PricewaterhouseCoopers (PwC) has announced a major restructuring, resulting in the layoff of approximately 1,800 employees in the United States. This is PwC's first major workforce reduction since 2009, affecting around 2.5% of its US staff. Roles ranging from associates to managing directors in business services, audit, and tax are impacted, a WSJ report stated.
The layoffs are reportedly primarily concentrated in the advisory and technology sectors. A significant portion of the affected employees are based offshore.
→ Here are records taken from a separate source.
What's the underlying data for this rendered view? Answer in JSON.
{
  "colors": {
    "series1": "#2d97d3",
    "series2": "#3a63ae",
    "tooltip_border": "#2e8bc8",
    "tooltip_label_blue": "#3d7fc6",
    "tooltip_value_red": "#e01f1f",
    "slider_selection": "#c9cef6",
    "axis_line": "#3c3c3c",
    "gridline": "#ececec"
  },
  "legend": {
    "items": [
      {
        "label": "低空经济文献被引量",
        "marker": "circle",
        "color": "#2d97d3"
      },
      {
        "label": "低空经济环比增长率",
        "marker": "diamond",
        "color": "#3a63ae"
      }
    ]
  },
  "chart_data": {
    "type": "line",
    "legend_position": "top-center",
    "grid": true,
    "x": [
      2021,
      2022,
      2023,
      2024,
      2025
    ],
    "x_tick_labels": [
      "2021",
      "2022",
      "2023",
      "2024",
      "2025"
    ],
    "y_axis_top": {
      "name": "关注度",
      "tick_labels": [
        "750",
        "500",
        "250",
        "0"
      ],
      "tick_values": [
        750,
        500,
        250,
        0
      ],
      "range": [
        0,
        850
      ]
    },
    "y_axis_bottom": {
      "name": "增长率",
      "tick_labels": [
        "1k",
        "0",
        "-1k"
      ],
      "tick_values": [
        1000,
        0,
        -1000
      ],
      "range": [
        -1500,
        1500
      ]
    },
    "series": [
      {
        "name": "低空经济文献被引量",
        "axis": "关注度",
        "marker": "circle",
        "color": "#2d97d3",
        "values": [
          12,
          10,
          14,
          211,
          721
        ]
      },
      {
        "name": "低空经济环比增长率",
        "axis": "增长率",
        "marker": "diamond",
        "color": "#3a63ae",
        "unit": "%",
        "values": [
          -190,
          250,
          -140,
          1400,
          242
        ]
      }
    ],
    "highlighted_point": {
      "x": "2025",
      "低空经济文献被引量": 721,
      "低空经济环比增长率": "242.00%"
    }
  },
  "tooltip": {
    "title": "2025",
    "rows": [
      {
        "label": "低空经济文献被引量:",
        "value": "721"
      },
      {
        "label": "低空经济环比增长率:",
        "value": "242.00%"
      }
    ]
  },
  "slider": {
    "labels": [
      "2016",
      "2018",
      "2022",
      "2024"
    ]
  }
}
WSJ quoted PwC's US leader, Paul Griggs, communicating these changes in a memo, “We are positioning our firm for the future, creating capacity to invest, and anticipating and reacting to the market opportunities of today and tomorrow,” he explained in the memo.
In addition to the layoffs, PwC’s products and technology teams will be reportedly integrated into various business lines. As per the report, these adjustments are part of a larger restructuring effort initiated by Griggs, who took over as US leader in May. The firm is aiming to remain competitive amidst a slowdown in parts of its advisory services.
“To remain competitive and position our business for the future, we are continuing to transform areas of our firm and are aligning our workforce to better support our strategy,” WSJ quoted PwC's US Chief Operating Officer, Tim Grady, as saying.